Workers Revolutionary Party

Bring Down Coalition With A General Strike!

Hundreds of school youth on the plinth at Trafalgar Square before last Wednesday’s march on parliament

Hundreds of school youth on the plinth at Trafalgar Square before last Wednesday’s march on parliament

THOUSANDS of students and workers will be marching from the University of London Union (ULU) to parliament tomorrow, when the Tory-LibDem Coalition government aims to pass a vote raising tuition fees to £9,000.

The march, which assembles at 12 midday in Malet St, is organised by the ULU Students Union and the London Region of the University and College Union (UCU). The National Union of Students (NUS) executive refused to organise it but maintains that it supports it.

The Education Activist Network said yesterday: ‘This government has launched an unprecedented attack on the right to education, with devastating university and college cuts, the rolling out of academies and “free schools” and plans to abolish the Education Maintenance Allowance.

‘On Thursday, Parliament will vote on increasing the cap on university tuition fees to £9,000 a year.’

It adds: ‘The fight against tuition fees is a fight for everyone. Now students are calling on workers to join them in protest on the day of the vote.

‘This Thursday, all roads lead to Parliament.’

MPs and academics have also issued a statement.

It reads: ‘The student movement has inspired all those who wish to defend education for all. If the Coalition government gets away with raising tuition fees and cutting EMA it will deny access to Further and Higher Education making it the preserve of the very wealthy.
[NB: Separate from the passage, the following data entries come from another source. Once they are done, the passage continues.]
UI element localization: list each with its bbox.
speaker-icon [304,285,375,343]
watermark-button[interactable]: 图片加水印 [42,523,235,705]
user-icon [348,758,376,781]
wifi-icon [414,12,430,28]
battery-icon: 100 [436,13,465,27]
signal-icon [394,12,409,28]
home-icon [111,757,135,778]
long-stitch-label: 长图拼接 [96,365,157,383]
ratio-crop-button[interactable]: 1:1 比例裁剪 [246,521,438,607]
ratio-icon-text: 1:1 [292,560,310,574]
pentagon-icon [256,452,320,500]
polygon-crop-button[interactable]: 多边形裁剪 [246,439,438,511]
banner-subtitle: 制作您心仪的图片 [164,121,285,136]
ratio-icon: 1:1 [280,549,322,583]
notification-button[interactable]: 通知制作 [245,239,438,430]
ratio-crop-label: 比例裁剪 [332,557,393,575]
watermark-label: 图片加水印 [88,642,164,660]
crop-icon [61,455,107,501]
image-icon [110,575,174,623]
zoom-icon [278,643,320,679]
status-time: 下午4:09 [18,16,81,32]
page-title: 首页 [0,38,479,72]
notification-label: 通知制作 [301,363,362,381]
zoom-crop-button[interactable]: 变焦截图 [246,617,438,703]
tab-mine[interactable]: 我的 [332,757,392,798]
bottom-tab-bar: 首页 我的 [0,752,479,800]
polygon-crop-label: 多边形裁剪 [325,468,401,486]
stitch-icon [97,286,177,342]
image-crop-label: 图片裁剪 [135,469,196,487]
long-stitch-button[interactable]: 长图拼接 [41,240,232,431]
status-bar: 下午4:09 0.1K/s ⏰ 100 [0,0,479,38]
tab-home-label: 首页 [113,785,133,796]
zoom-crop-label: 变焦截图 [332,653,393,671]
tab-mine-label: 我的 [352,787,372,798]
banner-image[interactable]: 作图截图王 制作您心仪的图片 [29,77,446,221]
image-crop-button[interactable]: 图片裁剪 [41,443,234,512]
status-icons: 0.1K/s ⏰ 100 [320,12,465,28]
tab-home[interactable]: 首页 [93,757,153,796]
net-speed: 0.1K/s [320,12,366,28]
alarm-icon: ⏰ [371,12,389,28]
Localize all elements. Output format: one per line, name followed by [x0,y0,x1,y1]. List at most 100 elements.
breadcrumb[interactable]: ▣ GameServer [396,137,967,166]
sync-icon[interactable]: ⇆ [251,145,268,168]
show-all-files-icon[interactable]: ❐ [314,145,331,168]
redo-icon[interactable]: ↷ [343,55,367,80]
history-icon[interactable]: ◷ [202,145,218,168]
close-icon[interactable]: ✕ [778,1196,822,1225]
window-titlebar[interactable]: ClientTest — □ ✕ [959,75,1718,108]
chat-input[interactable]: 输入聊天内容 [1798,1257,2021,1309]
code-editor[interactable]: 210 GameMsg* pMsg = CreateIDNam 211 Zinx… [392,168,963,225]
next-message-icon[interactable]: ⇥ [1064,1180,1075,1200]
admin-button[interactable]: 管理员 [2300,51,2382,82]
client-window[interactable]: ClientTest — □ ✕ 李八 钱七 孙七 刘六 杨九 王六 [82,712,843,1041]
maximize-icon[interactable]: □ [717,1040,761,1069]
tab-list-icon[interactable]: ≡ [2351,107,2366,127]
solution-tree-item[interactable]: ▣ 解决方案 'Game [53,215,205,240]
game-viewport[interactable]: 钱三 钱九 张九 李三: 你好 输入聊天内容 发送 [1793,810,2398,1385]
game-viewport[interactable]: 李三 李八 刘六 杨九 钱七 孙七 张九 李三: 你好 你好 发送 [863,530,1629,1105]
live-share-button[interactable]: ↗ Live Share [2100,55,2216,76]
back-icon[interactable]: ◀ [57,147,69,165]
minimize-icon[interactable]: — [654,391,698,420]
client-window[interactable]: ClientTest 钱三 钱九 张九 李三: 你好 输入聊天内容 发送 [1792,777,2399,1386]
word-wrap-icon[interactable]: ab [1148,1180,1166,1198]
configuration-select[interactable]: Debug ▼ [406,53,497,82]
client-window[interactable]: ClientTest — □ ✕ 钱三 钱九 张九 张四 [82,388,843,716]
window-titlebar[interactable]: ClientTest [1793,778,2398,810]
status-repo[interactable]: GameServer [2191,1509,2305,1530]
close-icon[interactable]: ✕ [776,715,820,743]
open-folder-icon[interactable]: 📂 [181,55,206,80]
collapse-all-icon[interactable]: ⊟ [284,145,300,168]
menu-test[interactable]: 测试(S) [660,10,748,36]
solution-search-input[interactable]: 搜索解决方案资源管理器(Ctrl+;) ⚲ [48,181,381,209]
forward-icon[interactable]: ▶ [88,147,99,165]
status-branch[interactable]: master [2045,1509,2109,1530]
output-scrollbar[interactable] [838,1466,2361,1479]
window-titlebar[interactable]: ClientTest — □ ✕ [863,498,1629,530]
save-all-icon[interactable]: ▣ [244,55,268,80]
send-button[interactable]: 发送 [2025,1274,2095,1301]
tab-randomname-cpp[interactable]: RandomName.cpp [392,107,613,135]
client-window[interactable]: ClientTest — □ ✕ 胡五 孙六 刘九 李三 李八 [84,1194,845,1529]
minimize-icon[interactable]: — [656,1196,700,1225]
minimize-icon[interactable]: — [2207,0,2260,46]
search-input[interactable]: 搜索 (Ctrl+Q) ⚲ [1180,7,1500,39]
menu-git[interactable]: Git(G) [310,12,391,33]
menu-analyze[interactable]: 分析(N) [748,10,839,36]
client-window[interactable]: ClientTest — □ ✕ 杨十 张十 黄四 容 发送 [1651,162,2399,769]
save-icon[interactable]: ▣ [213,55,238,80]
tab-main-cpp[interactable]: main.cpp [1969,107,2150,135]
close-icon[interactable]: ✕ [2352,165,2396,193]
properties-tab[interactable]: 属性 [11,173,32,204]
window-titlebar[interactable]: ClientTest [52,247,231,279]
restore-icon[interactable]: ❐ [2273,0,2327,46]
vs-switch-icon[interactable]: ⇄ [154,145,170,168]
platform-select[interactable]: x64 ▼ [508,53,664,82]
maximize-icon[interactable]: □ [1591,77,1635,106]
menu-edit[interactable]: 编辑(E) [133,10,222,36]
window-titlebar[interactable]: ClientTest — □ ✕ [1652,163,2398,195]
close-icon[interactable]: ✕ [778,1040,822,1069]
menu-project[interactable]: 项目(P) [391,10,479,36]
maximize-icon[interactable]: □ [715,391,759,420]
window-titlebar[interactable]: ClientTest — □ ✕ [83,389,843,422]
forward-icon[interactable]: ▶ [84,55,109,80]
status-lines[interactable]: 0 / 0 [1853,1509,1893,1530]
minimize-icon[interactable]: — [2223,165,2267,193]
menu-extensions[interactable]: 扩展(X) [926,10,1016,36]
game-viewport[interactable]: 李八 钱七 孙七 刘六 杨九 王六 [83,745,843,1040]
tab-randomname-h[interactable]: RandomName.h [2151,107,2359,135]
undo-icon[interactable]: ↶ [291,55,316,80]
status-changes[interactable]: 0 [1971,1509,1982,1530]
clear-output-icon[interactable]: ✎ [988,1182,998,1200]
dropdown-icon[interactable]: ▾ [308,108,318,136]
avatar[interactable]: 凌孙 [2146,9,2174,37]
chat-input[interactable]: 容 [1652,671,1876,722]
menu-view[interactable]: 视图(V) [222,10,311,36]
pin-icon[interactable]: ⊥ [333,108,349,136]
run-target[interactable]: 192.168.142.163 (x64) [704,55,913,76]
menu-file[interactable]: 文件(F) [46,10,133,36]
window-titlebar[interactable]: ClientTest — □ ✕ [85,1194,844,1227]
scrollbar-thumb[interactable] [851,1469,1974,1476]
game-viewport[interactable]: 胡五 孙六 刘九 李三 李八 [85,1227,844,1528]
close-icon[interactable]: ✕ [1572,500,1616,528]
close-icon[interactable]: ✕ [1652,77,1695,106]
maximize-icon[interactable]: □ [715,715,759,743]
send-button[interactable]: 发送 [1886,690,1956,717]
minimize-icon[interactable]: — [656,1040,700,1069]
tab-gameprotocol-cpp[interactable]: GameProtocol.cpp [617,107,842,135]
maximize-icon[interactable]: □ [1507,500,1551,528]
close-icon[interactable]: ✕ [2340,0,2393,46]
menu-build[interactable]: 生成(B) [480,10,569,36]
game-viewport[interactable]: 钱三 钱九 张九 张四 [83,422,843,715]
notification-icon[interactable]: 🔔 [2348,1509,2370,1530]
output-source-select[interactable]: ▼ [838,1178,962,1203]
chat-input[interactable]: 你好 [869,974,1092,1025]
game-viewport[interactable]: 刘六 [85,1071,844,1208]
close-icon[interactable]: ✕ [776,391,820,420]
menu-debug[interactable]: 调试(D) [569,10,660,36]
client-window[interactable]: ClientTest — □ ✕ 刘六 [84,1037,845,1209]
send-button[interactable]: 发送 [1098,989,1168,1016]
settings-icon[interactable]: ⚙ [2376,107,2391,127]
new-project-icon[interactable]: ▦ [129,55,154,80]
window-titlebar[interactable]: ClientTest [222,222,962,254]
‘By taking to the streets in their tens of thousands, students have broken the idea that cuts are inevitable. They have exposed the government as weak, and demonstrated that they can be stopped from wrecking people’s lives.

‘As student placards have stated: “We did not cause this crisis – why should we pay for it?”

‘We are calling upon the trades union movement and community organisations across London to come and join the students fighting for all of our futures.’

Among those who signed the statement are Jeremy Corbyn MP; Caroline Lucas MP; John Hendy QC; Michael Rosen; John Holloway; John Pilger; John McDonnell MP; Paul Mackney (former General Secretary NATFHE now in UCU), Coalition of Resistance Steering Committee; Zita Holbourne, PCS NEC and Joint Chair, Black Activists Rising Against Cuts (BARAC UK); Barry Todman Chairman London Region National Pensioners Convention.

The RMT also confirmed to News Line that it was supporting the demonstration.

The RMT yesterday issued a call for all workers to support the students with action.

It called on the entire trade union movement to get out on the streets this week in full support of the student fees protests and to pile the pressure on Lib Dem MPs as the first signs of major cracks in the Tory-LibDem coalition begin to open up.

The RMT has written to all its branches and is directly emailing and texting members urging them to support the local protests on Wednesday and the national protest on Thursday – the day of the House of Commons vote.

RMT General Secretary Bob Crow, who will be speaking at tomorrow’s 3.00pm rally at the Westminster end of Victoria Embankment, said: ‘Last week students supported our tube members on their picket lines and this week we will be out shoulder to shoulder with the students in their protests over the jacking up of tuition fees.

‘It is essential that the entire Labour and Trade Union Movement gives full support to the student protests – this extraordinary grass roots movement has caught the ConDems on the hop and when your enemy is reeling you don’t give them a chance to regroup, you mobilise the maximum pressure that you can and that’s what RMT is doing right now.

‘The Lib Dem lies don’t just cover their pre-election statements on tuition fees, you can throw their broken promises on rail fare increases, VAT and cuts in jobs and services into the mix as well.’

Joshua Ogunleye, the secretary of the Young Socialist Student Society, told News Line: ‘The time has come to bring down this reactionary coalition with an all-out general strike to bring in a workers’ government that will restore free state education and carry out socialist policies.’